AI eliminates and/or prevents redundancies in existing test case portfolios to achieve the same results in terms of business risk coverage (but with less effort).
Risk Coverage Optimisation
AI finds optimal test sets to maximise business risk coverage and defect detection under the given time, resource and budget constraints to optimise test execution. This is undeniably a smart thing to do, but it doesn’t require learning systems. This goal can be achieved by traditional rule-based mathematical optimisation algorithms and involves maximising defect detection; minimizing costs by reducing the required resources (e.g. testers, machines); minimising execution time; minimising the number of test cases; and maximising risk coverage in a pre-defined timeframe (e.g. one day).
In order to enable this to work, it is necessary to know the probability that a certain test case will detect a defect of a certain severity. This probability can be approximated from past test runs without too much effort. Next, we need to know the risk contribution of each individual test case. This information is already available once a test case has been linked to a requirement (eg, user story). We also need to know the average execution time of each test case. This can be easily derived from past test runs. For newly added test cases, the time can be estimated based on the average execution time of test cases with a similar sequence of test actions. To minimise the costs, we just need to know how much a human tester or machine costs per unit time. This must only be configured once. To minimise the resources, we need to know what resources (human and machine) are available. This too must only be configured once.
Other use Cases
Some other possible use cases of AI in software testing that are available today/will be available in the distant future and can significantly improve ROI for your business are:
Portfolio Inspection: AI can track flaky and unused test cases as well as test cases not linked to requirements or untested requirements, etc. to show weak spots in test case portfolios.

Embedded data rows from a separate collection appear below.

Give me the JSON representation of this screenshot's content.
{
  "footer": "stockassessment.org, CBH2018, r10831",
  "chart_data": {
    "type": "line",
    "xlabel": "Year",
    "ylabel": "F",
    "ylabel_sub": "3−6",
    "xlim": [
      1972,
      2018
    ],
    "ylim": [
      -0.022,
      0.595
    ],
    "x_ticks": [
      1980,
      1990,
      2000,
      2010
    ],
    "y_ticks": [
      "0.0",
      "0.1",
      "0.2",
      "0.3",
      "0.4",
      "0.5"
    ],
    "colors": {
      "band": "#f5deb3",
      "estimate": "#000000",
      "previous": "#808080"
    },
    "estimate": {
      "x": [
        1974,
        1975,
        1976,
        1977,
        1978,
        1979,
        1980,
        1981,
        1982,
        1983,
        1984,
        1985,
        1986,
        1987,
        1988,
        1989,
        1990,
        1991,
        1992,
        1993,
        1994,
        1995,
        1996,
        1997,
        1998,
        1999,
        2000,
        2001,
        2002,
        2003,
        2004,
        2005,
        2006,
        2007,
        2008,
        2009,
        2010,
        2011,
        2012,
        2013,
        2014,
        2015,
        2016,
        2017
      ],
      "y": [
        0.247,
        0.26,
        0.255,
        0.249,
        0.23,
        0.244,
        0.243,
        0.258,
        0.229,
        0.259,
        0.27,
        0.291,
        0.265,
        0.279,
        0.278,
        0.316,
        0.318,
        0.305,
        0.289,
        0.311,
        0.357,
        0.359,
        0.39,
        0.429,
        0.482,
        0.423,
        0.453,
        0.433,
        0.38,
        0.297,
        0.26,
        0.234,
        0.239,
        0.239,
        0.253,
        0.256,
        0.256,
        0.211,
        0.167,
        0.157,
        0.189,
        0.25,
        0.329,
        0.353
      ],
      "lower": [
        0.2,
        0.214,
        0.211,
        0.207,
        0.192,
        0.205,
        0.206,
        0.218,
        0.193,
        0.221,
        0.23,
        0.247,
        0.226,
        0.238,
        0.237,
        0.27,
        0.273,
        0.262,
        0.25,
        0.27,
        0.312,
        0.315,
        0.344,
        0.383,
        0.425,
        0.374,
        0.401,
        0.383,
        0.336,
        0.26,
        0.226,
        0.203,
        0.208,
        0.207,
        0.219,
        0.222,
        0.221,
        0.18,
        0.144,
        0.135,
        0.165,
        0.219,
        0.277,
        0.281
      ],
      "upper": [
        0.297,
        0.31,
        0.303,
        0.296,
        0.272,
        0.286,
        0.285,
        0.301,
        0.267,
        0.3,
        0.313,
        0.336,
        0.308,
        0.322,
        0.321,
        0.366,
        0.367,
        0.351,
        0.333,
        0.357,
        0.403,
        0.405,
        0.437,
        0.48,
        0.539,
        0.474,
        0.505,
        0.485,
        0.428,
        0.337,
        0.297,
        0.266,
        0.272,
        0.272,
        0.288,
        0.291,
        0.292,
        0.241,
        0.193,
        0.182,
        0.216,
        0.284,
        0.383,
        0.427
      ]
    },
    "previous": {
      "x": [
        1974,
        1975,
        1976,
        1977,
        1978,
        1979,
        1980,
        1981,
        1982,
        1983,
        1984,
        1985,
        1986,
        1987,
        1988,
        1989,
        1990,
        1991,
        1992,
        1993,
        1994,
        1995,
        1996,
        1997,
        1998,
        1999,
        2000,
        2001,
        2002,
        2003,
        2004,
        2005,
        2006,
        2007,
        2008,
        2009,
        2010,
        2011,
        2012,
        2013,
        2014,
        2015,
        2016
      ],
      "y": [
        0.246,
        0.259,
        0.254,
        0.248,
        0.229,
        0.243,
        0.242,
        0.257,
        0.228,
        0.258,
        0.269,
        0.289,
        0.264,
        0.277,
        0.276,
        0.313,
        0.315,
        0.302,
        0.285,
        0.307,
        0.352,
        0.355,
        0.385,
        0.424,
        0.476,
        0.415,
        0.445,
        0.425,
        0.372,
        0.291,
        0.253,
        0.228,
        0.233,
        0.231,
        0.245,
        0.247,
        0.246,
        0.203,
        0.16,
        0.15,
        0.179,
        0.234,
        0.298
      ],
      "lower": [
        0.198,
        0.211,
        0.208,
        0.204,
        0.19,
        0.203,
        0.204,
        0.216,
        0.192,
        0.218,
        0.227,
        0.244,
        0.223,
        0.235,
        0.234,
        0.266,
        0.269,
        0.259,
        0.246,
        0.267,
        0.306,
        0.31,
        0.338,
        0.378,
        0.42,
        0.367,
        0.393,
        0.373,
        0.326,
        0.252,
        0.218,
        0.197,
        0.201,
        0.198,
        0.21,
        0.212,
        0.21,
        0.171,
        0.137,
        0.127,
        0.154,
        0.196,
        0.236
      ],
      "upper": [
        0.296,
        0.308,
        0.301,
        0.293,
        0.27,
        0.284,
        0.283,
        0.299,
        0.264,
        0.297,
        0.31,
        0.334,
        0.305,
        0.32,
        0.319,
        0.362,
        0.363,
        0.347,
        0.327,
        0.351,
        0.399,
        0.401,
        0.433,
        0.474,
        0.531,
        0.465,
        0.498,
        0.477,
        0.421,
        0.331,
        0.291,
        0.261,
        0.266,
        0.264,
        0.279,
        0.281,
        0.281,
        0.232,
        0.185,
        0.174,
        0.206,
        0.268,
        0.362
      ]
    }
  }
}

FalsepPositive Detection: Artificial intelligence can also reduce the energy required for analysis of results by showing whether a failed test case actually detected a defect in the application or only failed as a result of technical defects with the test case in the first place.

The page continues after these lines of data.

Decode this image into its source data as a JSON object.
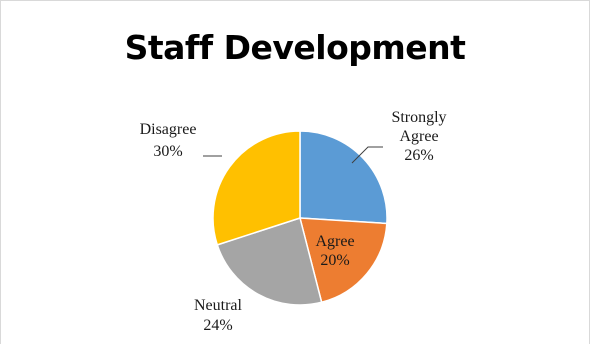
{
  "chart_data": {
    "type": "pie",
    "title": "Staff Development",
    "categories": [
      "Strongly Agree",
      "Agree",
      "Neutral",
      "Disagree"
    ],
    "values": [
      26,
      20,
      24,
      30
    ],
    "value_format": "percent",
    "colors": [
      "#5b9bd5",
      "#ed7d31",
      "#a5a5a5",
      "#ffc000"
    ],
    "start_angle_deg": 0,
    "direction": "clockwise",
    "labels": [
      {
        "lines": [
          "Strongly",
          "Agree",
          "26%"
        ]
      },
      {
        "lines": [
          "Agree",
          "20%"
        ]
      },
      {
        "lines": [
          "Neutral",
          "24%"
        ]
      },
      {
        "lines": [
          "Disagree",
          "30%"
        ]
      }
    ],
    "legend": "none"
  }
}
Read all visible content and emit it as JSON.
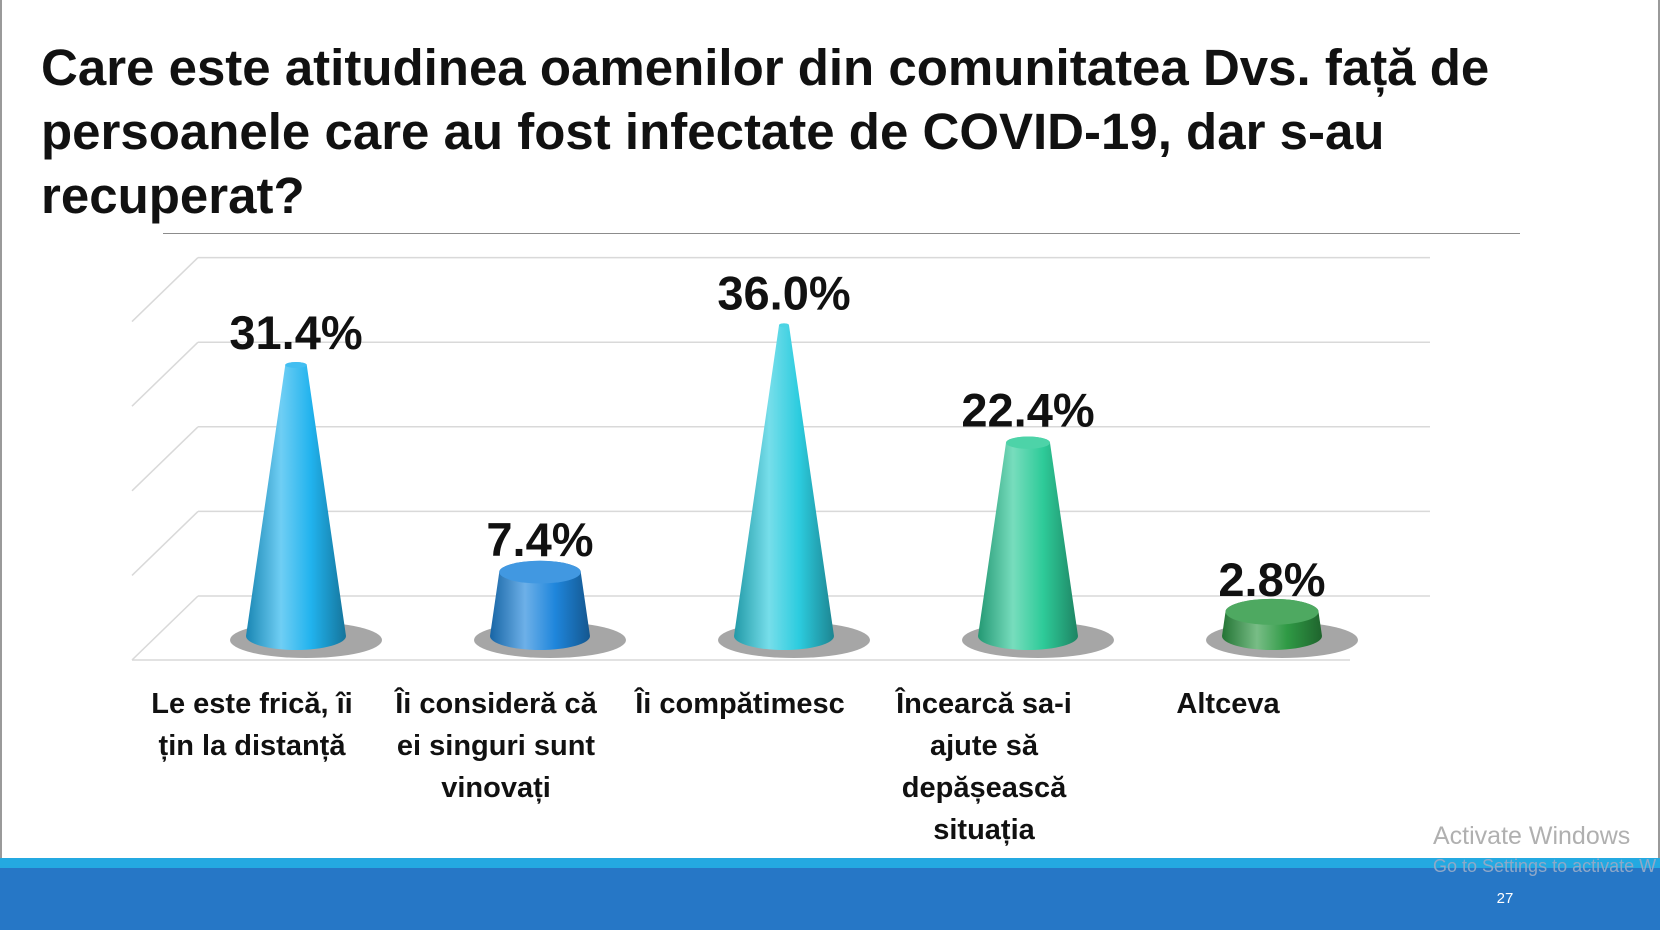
{
  "slide": {
    "title": "Care este atitudinea oamenilor din comunitatea Dvs. față de persoanele care au fost infectate de COVID-19, dar s-au recuperat?",
    "page_number": "27"
  },
  "watermark": {
    "title": "Activate Windows",
    "subtitle": "Go to Settings to activate W"
  },
  "chart_data": {
    "type": "bar",
    "shape": "3d-cone",
    "title": "",
    "xlabel": "",
    "ylabel": "",
    "ylim": [
      0,
      40
    ],
    "grid": true,
    "categories": [
      "Le este frică, îi țin la distanță",
      "Îi consideră că ei singuri sunt vinovați",
      "Îi compătimesc",
      "Încearcă sa-i ajute să depășească situația",
      "Altceva"
    ],
    "category_lines": [
      [
        "Le este frică, îi",
        "țin la distanță"
      ],
      [
        "Îi consideră că",
        "ei singuri sunt",
        "vinovați"
      ],
      [
        "Îi compătimesc"
      ],
      [
        "Încearcă sa-i",
        "ajute să",
        "depășească",
        "situația"
      ],
      [
        "Altceva"
      ]
    ],
    "values": [
      31.4,
      7.4,
      36.0,
      22.4,
      2.8
    ],
    "data_labels": [
      "31.4%",
      "7.4%",
      "36.0%",
      "22.4%",
      "2.8%"
    ],
    "colors": [
      "#21b3ee",
      "#1f86dc",
      "#2cccdf",
      "#2ecb99",
      "#2f9a45"
    ]
  }
}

Automated Exploratory Testing: AI can interact with the application, build a model of it, discover relevant functionality, reveal defects, and extract test cases to reduce regression test effort.
Automated Defect Diagnosis: One of the major benefits of using an AI is that it can propose potential reasons that caused a test case to fail in order to lessen the time and effort it would take to determine the primary cause of the fault.

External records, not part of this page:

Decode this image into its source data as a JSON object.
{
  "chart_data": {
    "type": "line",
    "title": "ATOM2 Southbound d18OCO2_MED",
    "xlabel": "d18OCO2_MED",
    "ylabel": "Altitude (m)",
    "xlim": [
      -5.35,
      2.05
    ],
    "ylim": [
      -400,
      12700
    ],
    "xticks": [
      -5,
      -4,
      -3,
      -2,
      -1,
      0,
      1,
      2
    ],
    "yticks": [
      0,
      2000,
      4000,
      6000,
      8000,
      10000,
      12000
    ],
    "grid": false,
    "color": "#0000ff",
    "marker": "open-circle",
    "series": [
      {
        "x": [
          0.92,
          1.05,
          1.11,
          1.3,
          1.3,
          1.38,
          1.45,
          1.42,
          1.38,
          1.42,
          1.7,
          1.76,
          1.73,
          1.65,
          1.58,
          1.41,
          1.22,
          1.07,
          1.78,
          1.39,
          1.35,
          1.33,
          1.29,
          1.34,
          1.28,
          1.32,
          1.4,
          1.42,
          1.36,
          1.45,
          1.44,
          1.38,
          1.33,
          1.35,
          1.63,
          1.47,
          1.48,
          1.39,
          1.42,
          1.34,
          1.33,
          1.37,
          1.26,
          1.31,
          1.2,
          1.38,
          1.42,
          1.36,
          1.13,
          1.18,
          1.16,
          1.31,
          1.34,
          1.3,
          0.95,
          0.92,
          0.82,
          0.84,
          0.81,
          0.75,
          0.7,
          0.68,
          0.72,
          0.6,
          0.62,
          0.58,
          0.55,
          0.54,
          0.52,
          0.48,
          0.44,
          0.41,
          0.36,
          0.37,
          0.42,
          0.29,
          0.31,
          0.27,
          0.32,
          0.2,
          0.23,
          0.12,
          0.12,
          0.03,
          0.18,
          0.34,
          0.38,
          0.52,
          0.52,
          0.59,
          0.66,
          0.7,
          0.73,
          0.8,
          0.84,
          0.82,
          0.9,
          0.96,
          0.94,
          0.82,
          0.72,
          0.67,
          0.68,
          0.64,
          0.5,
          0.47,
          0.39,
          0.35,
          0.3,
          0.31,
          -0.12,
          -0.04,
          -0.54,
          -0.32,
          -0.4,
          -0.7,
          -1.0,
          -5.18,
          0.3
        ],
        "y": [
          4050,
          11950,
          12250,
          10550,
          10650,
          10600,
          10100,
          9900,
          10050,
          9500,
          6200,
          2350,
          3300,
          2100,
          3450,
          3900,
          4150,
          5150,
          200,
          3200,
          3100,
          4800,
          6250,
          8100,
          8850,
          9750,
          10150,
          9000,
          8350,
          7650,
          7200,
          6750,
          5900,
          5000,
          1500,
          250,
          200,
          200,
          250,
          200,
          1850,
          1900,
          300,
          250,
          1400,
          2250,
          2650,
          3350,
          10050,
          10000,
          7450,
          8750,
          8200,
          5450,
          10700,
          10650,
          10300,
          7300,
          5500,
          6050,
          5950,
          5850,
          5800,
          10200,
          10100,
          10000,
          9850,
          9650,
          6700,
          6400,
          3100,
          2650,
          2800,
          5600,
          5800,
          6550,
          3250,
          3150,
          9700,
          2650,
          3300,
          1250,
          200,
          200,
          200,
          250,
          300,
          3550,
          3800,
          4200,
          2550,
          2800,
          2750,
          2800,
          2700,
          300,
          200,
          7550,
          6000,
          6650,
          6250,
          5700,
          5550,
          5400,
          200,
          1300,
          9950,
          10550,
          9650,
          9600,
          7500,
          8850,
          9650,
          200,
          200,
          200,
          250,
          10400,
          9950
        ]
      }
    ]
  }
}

User Experience Analysis: AI interprets user emotions during exploratory testing and links its findings back to the related application component to increase the precision of UX analysis.
Self-healing Automation: Finally, AI can heal broken automated test cases by updating the controls (e.g. buttons) and its properties (e.g. ID) at runtime to make test automation more resilient to changes.
Software systems are the most complex technological systems in the world today, and the most ephemeral. They exist as pure information, without any physical component. Software has a reputation for being the most error-prone of all engineering constructs, and yet it is an essential element of the infrastructure and economy. This crisis in software quality is probably the most urgent technological challenge of the 21st century. AI Testing can significantly contribute to this domain by improving the efficiency of testing processes and increasing marginal returns for businesses.